Не зная, как бы еще укусить маршала, Дронов все-таки изыскал вот что: с декабря 1942 года Жуков «больше войск в свое прямое подчинение не получал до весны 1944 года». Вот, мол, какое недоверие, какой позор! Я не хочу следовать примеру полковника и сталкивать лбами полководцев арифметическими подсчетами, но приходится напомнить, что за время войны Жуков последовательно командовал фронтами Резервным, Ленинградским, Западным, 1-м Украинским и 1-м Белорусским, а Василевский за это же время получил «в свое прямое подчинение» только один 3-й Белорусский фронт и на довольно короткое время, с 20 февраля по 25 апреля 1945 года. В частности, и моя 50-я армия была под его командованием при штурме Кенигсберга. Как говорится, счет 5:1 в пользу Жукова. Но я из этого «счета»-подсчета не делаю никого вывода о таланте и заслугах двух великих полководцев. Выведением «рейтингов» любит заниматься генерал армии М. Гареев и придает им большое значение. Я ему однажды сказал: «Рейтинги уместны для спортсменов, например, для шахматистов: доска всегда имеет 64 клетки, соперники начинают сражение всегда при равном числе фигур равной силы, время на обдумывание ходов обоим всегда отводится равное. А на войне? А в настоящих сражениях? Все может быть разным – и количество, и качество войск, оружия, боеприпасов, питания солдат, и условия местности, и выгодная или невыгодная погода, и дух войск… Какие тут могут быть рейтинги!».

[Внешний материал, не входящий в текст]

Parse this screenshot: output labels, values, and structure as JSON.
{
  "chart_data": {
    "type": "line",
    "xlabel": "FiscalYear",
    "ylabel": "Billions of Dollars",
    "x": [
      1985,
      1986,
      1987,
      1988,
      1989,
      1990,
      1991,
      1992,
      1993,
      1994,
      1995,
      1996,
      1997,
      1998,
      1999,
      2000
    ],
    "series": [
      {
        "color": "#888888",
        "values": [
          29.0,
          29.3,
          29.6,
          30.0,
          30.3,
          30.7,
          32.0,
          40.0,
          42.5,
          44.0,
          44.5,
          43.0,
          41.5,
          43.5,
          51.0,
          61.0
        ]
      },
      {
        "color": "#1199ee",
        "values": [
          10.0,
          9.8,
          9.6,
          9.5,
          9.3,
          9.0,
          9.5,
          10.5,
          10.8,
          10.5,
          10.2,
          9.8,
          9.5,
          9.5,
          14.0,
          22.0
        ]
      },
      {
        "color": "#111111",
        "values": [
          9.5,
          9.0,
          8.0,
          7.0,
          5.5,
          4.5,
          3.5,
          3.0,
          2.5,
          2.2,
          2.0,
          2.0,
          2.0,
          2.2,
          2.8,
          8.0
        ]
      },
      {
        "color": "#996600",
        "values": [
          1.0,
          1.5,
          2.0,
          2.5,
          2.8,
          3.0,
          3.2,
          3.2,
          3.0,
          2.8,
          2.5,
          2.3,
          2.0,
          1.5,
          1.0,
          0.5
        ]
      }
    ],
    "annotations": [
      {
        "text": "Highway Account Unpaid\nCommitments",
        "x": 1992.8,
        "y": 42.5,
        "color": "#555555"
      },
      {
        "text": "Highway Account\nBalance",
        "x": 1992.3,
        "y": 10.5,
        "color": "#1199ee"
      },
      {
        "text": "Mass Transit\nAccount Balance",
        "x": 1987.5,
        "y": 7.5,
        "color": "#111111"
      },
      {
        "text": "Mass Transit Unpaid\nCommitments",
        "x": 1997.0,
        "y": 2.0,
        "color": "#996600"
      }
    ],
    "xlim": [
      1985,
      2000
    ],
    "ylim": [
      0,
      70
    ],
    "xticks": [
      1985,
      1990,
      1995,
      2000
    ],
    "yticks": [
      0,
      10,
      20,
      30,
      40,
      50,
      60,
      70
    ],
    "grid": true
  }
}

«Но во всем мире считают», – ответил мне генерал. «Своим умом надо жить, а дураков в мире всегда хватало».
Нельзя не сказать и о том, что упомянутый приказ наркома обороны был составлен Булганиным и Василевским на основе клеветнического доноса Сталину по делу сидевшего в это время в тюрьме бывшего Главного маршала авиации А. А. Новикова.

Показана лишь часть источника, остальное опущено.